Although he hit several financial stumbling blocks throughout his 49-year-long stewardship, Bucerius was undeterred. Three years after founding the paper, he was elected to the Bundestag; he didn’t hesitate to use his ensuing social contacts to keep the paper afloat. Fashioning business deals at various times with other publishing companies, such as Gruner + Jahr and Bertelsmann, his sole concern for the next several decades was keeping Die Zeit alive. "A paper like this is always threatened," Bucerius once lamented, "That it exists at all is but a lucky coincidence."

In addition to Bucerius, another figure stands out in Die Zeit‘s history: the fiery and tireless Marion Gräfin Dönhoff, who began writing for the newspaper at its founding. Except for a short stint at London’s Observer in the mid-1950s, when she became disenchanted with Die Zeit‘s temporary rightward shift, Dönhoff wore assorted hats at Die Zeit — writer, editor in chief, political editor, and copublisher — until her death at age 92 in 2002. Her critiques saw no boundaries, even at the expense of creating discomfort. In 1962, at Dönhoff’s urging, Die Zeit publicly called for the resignation of popular West German Chancellor Konrad Adenauer for his blasé reaction to the construction of the Berlin Wall. It was a brave stance. Bucerius was not only in the same political party as Adenauer; the two were close friends. But Dönhoff never backed down from her insistence on dealing more closely with East Germany. Later, Chancellor Willy Brandt would vindicate her stance, telling her, "It was you and Die Zeit that prepared people for Ostpolitik."
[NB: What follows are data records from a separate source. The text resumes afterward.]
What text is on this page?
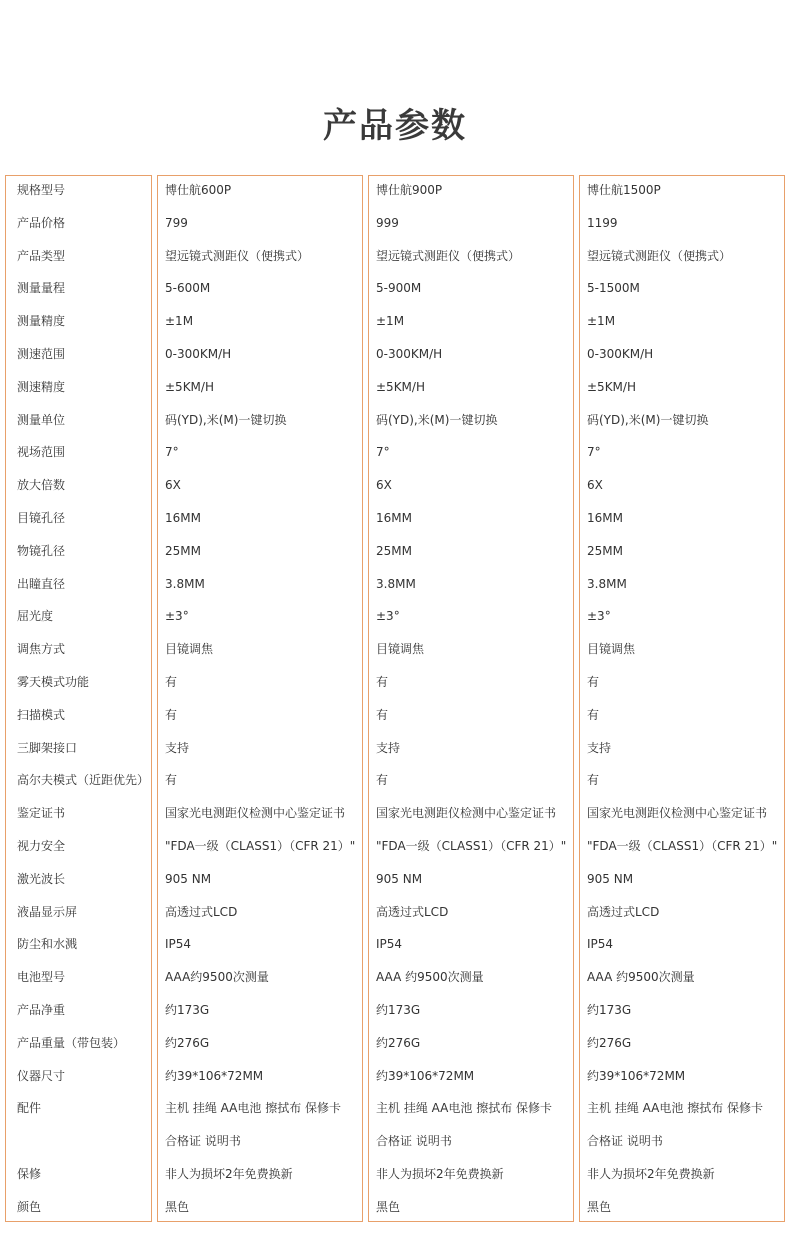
产品参数
规格型号
产品价格
产品类型
测量量程
测量精度
测速范围
测速精度
测量单位
视场范围
放大倍数
目镜孔径
物镜孔径
出瞳直径
屈光度
调焦方式
雾天模式功能
扫描模式
三脚架接口
高尔夫模式（近距优先）
鉴定证书
视力安全
激光波长
液晶显示屏
防尘和水溅
电池型号
产品净重
产品重量（带包装）
仪器尺寸
配件
保修
颜色
博仕航600P
799
望远镜式测距仪（便携式）
5-600M
±1M
0-300KM/H
±5KM/H
码(YD),米(M)一键切换
7°
6X
16MM
25MM
3.8MM
±3°
目镜调焦
有
有
支持
有
国家光电测距仪检测中心鉴定证书
"FDA一级（CLASS1）（CFR 21）"
905 NM
高透过式LCD
IP54
AAA约9500次测量
约173G
约276G
约39*106*72MM
主机 挂绳 AA电池 擦拭布 保修卡
合格证 说明书
非人为损坏2年免费换新
黑色
博仕航900P
999
望远镜式测距仪（便携式）
5-900M
±1M
0-300KM/H
±5KM/H
码(YD),米(M)一键切换
7°
6X
16MM
25MM
3.8MM
±3°
目镜调焦
有
有
支持
有
国家光电测距仪检测中心鉴定证书
"FDA一级（CLASS1）（CFR 21）"
905 NM
高透过式LCD
IP54
AAA 约9500次测量
约173G
约276G
约39*106*72MM
主机 挂绳 AA电池 擦拭布 保修卡
合格证 说明书
非人为损坏2年免费换新
黑色
博仕航1500P
1199
望远镜式测距仪（便携式）
5-1500M
±1M
0-300KM/H
±5KM/H
码(YD),米(M)一键切换
7°
6X
16MM
25MM
3.8MM
±3°
目镜调焦
有
有
支持
有
国家光电测距仪检测中心鉴定证书
"FDA一级（CLASS1）（CFR 21）"
905 NM
高透过式LCD
IP54
AAA 约9500次测量
约173G
约276G
约39*106*72MM
主机 挂绳 AA电池 擦拭布 保修卡
合格证 说明书
非人为损坏2年免费换新
黑色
Today, under the guidance of a group of publisher-editors — former German Chancellor Helmut Schmidt, esteemed foreign-policy analyst Josef Joffe, former culture minister Michael Naumann, and editor in chief Giovanni di Lorenzo — Die Zeit boasts more than 480,000 subscribers and nearly 2 million readers from Canada to South Africa. For all the talk of a dwindling global media market, its readership continues to climb.

Although it can sometimes veer toward the excessively ponderous, Die Zeit stands out from the rest of the crowd by taking a comprehensive view of culture, politics, and history — a wider lens lacking in nearly all other German news media. "As a weekly, Die Zeit can present background and context, as well as reasoned opinions, that transcend the breathless commentary of the hour," says Joffe. "Its ‘slowness’ is its greatest asset, allowing it to frame issues in a more comprehensive manner than the dailies and certainly TV." That slowness, of course, allows for greater depth of understanding. But what is most remarkable now — touching, even — is that the democratic ideals that the paper upheld six decades ago are the very ones it is admired for today.